Beginning students will often have literacy skills comparable to those of a first- or second-grader, noted Thornbury.
"Many speak English fairly well, but the phonics and the writing can be a stumbling block," she said.
A next step
After Jill Seinola of Edina retired last year, she knew she wanted to find a meaningful volunteer opportunity. After her first session at the Learning Center several months ago, she told her husband, "This is exactly what I wanted to do."
During a recent Wednesday morning session, Seinola worked with 23-year-old Abdishakur Moalim, who arrived in the Twin Cities three months ago from Somalia and just started coming to the center. He's working to earn his GED.
"Math is easy for me. Reading is between hard and easy," said Moalim, who spends time at the center every day.

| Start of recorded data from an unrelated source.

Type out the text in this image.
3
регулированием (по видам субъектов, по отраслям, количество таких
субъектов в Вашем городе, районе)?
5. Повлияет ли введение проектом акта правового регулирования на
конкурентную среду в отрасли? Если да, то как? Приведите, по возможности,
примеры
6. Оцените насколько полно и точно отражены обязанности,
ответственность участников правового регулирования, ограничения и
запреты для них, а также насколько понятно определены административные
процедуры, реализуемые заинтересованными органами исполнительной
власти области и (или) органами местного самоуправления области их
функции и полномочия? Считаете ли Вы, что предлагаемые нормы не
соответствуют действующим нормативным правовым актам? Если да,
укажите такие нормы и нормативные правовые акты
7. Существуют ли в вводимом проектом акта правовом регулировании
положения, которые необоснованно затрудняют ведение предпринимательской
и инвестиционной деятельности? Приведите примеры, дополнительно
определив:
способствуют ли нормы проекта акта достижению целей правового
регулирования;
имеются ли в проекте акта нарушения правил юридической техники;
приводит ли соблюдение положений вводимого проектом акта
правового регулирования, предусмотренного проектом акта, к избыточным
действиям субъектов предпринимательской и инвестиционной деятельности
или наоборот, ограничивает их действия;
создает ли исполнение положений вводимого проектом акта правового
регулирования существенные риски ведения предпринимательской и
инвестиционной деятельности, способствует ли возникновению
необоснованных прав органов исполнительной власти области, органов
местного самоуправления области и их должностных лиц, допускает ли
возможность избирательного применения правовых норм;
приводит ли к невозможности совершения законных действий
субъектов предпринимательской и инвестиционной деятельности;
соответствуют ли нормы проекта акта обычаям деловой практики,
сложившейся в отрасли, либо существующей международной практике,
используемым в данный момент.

Working with students is "a very evolutionary process," said Seinola, who keeps an English-Somali dictionary handy in case she and a student have a communication quandary. She occasionally relies on pictures to help students better decipher some of the reading material.
Citizenship and beyond
The Learning Center also helps prepare adult student learners for U.S. citizenship tests, which have been especially popular in the months leading up to the November election. Ahmed Ahmed (no relation to Sahra Ahmed) first came to the center as a student in 2006 and became a staff member the following year. He frequently works with student learners preparing for the oral and written citizenship exam and in June, he became one of the 185 individuals from the center who have passed the test so far this year.
"When I first came here, I knew a little bit of English," said Ahmed Ahmed, who received a liberal arts degree in 2011 from Minneapolis Community and Technical College. "I came here every day and would get together with other students to study."
Asked about the wide range of ages of student learners -- several are in their 50s and 60s -- Ahmed said he believes that for many, there is "a good competition" that brings them to Franklin so they can hone their English skills.
"They don't want to be left behind when their friends are learning to read, or taking their driving test, or the citizenship test," he said. "Without learning how to read English, they can't do any of those things."
Julie Pfitzinger is a West St. Paul freelance writer.